Michael Barera, CC BY-SA 4.0 <https://creativecommons.org/licenses/by-sa/4.0>, via Wikimedia Commons

I’m Milton Kent and this is Sports at Large.

That was some wind that blew through over the weekend, one that augurs profound change for years to come.

Oh, you thought we were speaking of the gusts that brought on chilly conditions late Saturday and Sunday?

The cold will disappear soon enough, but the breeze that swept in over the past few days promises to alter American sports for decades.

As of March 1, colleges and universities will be authorized to pay their athletes for their services as well as providing scholarships, room and board.

After years of fighting what seems only natural and commonsense, schools will begin compensating young people for what are, in most cases, the equivalent of part or full-time jobs.

The payment process will actually begin July 1, but schools are already planning how to distribute the revenue.

For instance, at the University of Georgia, the athletic department will reportedly allot 75 percent of the total compensation pool of $20.5 million to football players, who have won two of the last four college football playoffs.

Fifteen percent of the Bulldogs’ booty will go to the men’s basketball team with five percent going to the women’s basketball team. The remaining five percent will be divided among the rest of the school’s athletes.

The allocation formula is likely to vary from school to school, but the athletes who play the sports that generate the most revenue, meaning men who are football and basketball players are almost certain to get the most money.

As we told you recently, officials in former President Biden’s Education Department had advised that payments from schools might be subject to Title IX regulations.

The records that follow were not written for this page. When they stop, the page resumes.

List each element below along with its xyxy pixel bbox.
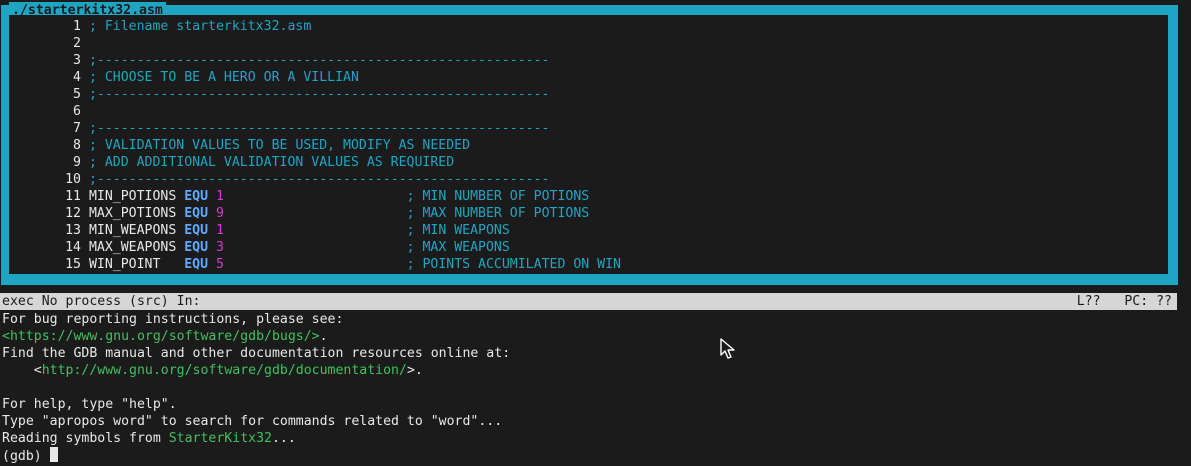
symbol-name: WIN_POINT (88, 257, 185, 272)
source-window-frame: ./starterkitx32.asm 1 ; Filename starter… (1, 2, 1178, 285)
equ-value: 9 (216, 206, 224, 221)
line-code: ; ADD ADDITIONAL VALIDATION VALUES AS RE… (88, 155, 455, 170)
equ-value: 3 (216, 240, 224, 255)
program-name: StarterKitx32 (168, 431, 272, 446)
mouse-pointer-icon (720, 338, 735, 359)
gdb-prompt-line[interactable]: (gdb) (2, 447, 1182, 464)
console-line: Find the GDB manual and other documentat… (2, 346, 511, 361)
equ-keyword: EQU (184, 189, 209, 204)
source-line: 4 ; CHOOSE TO BE A HERO OR A VILLIAN (9, 69, 1168, 86)
line-number: 2 (73, 36, 81, 51)
console-line: Reading symbols from StarterKitx32... (2, 430, 1182, 447)
symbol-name: MIN_POTIONS (88, 189, 185, 204)
equ-value: 5 (216, 257, 224, 272)
source-line: 11 MIN_POTIONS EQU 1 ; MIN NUMBER OF POT… (9, 188, 1168, 205)
status-process: exec No process (src) In: (2, 294, 201, 309)
line-number: 4 (73, 70, 81, 85)
line-code: ; Filename starterkitx32.asm (88, 19, 312, 34)
line-number: 5 (73, 87, 81, 102)
line-code: ; VALIDATION VALUES TO BE USED, MODIFY A… (88, 138, 471, 153)
equ-value: 1 (216, 189, 224, 204)
source-line: 13 MIN_WEAPONS EQU 1 ; MIN WEAPONS (9, 222, 1168, 239)
symbol-name: MIN_WEAPONS (88, 223, 185, 238)
source-line: 9 ; ADD ADDITIONAL VALIDATION VALUES AS … (9, 154, 1168, 171)
console-text: >. (406, 363, 423, 378)
console-line: For help, type "help". (2, 397, 177, 412)
line-code: ; CHOOSE TO BE A HERO OR A VILLIAN (88, 70, 359, 85)
console-line: <http://www.gnu.org/software/gdb/documen… (2, 362, 1182, 379)
source-line: 10 ;------------------------------------… (9, 171, 1168, 188)
equ-value: 1 (216, 223, 224, 238)
line-number: 11 (65, 189, 81, 204)
source-lines: 1 ; Filename starterkitx32.asm 2 3 ;----… (9, 18, 1168, 273)
source-line: 3 ;-------------------------------------… (9, 52, 1168, 69)
line-code: ;---------------------------------------… (88, 172, 550, 187)
line-code: ;---------------------------------------… (88, 121, 550, 136)
line-comment: ; MIN WEAPONS (406, 223, 510, 238)
equ-keyword: EQU (184, 223, 209, 238)
text-cursor (49, 447, 58, 462)
source-line: 5 ;-------------------------------------… (9, 86, 1168, 103)
console-text: ... (271, 431, 296, 446)
line-number: 7 (73, 121, 81, 136)
gdb-prompt: (gdb) (2, 449, 50, 464)
source-line: 12 MAX_POTIONS EQU 9 ; MAX NUMBER OF POT… (9, 205, 1168, 222)
documentation-link[interactable]: http://www.gnu.org/software/gdb/document… (42, 363, 407, 378)
source-line: 8 ; VALIDATION VALUES TO BE USED, MODIFY… (9, 137, 1168, 154)
equ-keyword: EQU (184, 206, 209, 221)
line-comment: ; MAX WEAPONS (406, 240, 510, 255)
line-number: 9 (73, 155, 81, 170)
bug-report-link[interactable]: <https://www.gnu.org/software/gdb/bugs/> (2, 329, 320, 344)
source-line: 6 (9, 103, 1168, 120)
line-comment: ; MAX NUMBER OF POTIONS (406, 206, 590, 221)
line-code: ;---------------------------------------… (88, 87, 550, 102)
source-line: 1 ; Filename starterkitx32.asm (9, 18, 1168, 35)
source-line: 14 MAX_WEAPONS EQU 3 ; MAX WEAPONS (9, 239, 1168, 256)
console-text: . (319, 329, 328, 344)
gdb-console[interactable]: For bug reporting instructions, please s… (2, 311, 1182, 464)
symbol-name: MAX_WEAPONS (88, 240, 185, 255)
status-position: L?? PC: ?? (1077, 293, 1172, 310)
source-line: 7 ;-------------------------------------… (9, 120, 1168, 137)
line-comment: ; MIN NUMBER OF POTIONS (406, 189, 590, 204)
source-line: 15 WIN_POINT EQU 5 ; POINTS ACCUMILATED … (9, 256, 1168, 273)
equ-keyword: EQU (184, 257, 209, 272)
equ-keyword: EQU (184, 240, 209, 255)
line-number: 12 (65, 206, 81, 221)
line-number: 10 (65, 172, 81, 187)
line-number: 13 (65, 223, 81, 238)
line-code: ;---------------------------------------… (88, 53, 550, 68)
console-line: <https://www.gnu.org/software/gdb/bugs/>… (2, 328, 1182, 345)
console-text: Reading symbols from (2, 431, 169, 446)
console-line: Type "apropos word" to search for comman… (2, 414, 503, 429)
source-line: 2 (9, 35, 1168, 52)
line-number: 8 (73, 138, 81, 153)
line-number: 6 (73, 104, 81, 119)
source-window[interactable]: 1 ; Filename starterkitx32.asm 2 3 ;----… (9, 15, 1168, 274)
line-number: 3 (73, 53, 81, 68)
console-text: < (2, 363, 42, 378)
line-number: 14 (65, 240, 81, 255)
line-number: 1 (73, 19, 81, 34)
console-line: For bug reporting instructions, please s… (2, 312, 344, 327)
symbol-name: MAX_POTIONS (88, 206, 185, 221)
status-line: L?? (1076, 294, 1101, 309)
gdb-status-bar: exec No process (src) In: L?? PC: ?? (0, 293, 1177, 310)
status-pc: PC: ?? (1124, 294, 1172, 309)
line-comment: ; POINTS ACCUMILATED ON WIN (406, 257, 621, 272)
line-number: 15 (65, 257, 81, 272)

Those require educational institutions that receive federal funding to commit money and opportunities in proportion to enrollment by gender. That would mean a much more equally divided distribution between men’s and women’s teams.

However, not long after taking office, the Trump administration has reversed that advisement, essentially giving schools permission to do what Georgia is doing, namely give male athletes the lion’s share of revenue.

Oddly enough, while scholarships are likely to increase at most schools, the actual number of athletes who are on the individual teams will decrease. Georgia, for instance, will add 100 scholarship athletes, while cutting the overall number of athletes by 75.

Undoubtedly, there will be those who will rail about the propriety of paying college athletes. They’ll say that bastions of higher learning should be just that, and that the sanctity of amateurism must be preserved.

For years, those people had a champion in Walter Byers, the first executive director of the NCAA, who ruled the college athletics governing body with an iron fist for 37 years.

Under Byers, the NCAA coined the term student-athlete as a means to defend the concept of amateurism in college sports.

Eventually, however, Byers came to see the flaw in his logic, that colleges and universities, which collect billions in revenues on the backs of athletes, couldn’t continue to deny them some of that largesse.

Byers eventually felt the winds of change and, as of July 1, everyone else associated with college sports will too.